AI also offers a more foundational challenge to democracy, as it might someday enable us to eliminate citizen participation altogether. Imagine a superintelligent AI system that has been trained on all recorded human knowledge. Its abilities to promote justice and the common good far exceed those of any imaginable democracy. I call this thought experiment the Algocrat, and it forces us to reflect on why—and to what extent—democracy is worth preserving. Common arguments on behalf of democracy focus on its ability to produce superior outcomes or its ability to resolve disagreements about who is most competent to rule. The Algocrat experiment shows that artificial intelligence may someday do better than democracy on these grounds. Should we seek to replace democracy with rule by AI? If not, what is it about democracy that makes it a form of governance that we should seek to preserve?

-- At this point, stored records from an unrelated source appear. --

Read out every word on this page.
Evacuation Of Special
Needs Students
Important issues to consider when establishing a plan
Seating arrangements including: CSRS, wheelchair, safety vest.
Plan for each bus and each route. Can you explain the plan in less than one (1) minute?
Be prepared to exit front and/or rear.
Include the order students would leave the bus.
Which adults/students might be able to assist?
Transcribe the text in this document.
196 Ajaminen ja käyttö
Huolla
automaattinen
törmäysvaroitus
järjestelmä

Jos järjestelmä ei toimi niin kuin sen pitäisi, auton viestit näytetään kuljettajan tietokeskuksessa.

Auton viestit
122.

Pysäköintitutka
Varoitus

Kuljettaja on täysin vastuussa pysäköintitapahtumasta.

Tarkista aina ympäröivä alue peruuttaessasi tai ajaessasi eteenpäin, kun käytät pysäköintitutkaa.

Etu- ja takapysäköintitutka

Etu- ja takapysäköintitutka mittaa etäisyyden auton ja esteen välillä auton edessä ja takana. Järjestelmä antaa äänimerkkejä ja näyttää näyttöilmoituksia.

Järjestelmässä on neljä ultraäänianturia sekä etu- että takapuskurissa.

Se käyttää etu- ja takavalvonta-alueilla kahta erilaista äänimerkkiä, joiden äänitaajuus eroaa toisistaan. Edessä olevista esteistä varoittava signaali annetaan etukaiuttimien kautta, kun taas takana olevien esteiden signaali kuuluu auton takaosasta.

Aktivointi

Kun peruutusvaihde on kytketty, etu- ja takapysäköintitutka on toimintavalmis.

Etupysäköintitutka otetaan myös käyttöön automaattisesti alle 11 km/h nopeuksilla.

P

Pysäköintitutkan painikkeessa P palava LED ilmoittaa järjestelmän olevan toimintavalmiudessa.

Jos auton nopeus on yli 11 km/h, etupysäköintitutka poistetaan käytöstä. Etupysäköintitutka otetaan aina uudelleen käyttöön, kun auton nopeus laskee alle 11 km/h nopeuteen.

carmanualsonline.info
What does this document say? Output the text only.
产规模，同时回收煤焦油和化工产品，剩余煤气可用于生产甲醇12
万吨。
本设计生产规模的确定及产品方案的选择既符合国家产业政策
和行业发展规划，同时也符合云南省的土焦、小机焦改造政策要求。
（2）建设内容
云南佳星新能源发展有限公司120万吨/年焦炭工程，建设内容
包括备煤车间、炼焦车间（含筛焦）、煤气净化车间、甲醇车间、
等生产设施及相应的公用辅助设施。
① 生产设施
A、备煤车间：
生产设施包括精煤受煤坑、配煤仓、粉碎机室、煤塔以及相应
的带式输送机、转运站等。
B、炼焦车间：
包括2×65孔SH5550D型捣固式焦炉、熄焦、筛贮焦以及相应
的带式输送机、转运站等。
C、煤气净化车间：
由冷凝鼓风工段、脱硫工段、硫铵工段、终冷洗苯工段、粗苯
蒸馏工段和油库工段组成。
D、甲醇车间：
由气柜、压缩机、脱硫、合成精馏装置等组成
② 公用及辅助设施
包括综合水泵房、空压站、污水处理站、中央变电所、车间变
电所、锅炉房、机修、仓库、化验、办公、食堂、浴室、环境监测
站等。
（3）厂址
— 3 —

Although democratic theory already has much to contribute to current debates about integrating AI into democracy, received wisdom has less to teach us about democracy’s long-term value. Philosophers have debated the merits of democracy for millennia, but until recently, the idea that humans might be a dispensable feature of politics was largely unimaginable. To help societies navigate new challenges and opportunities posed by artificial intelligence, political philosophy stands in need of an upgrade.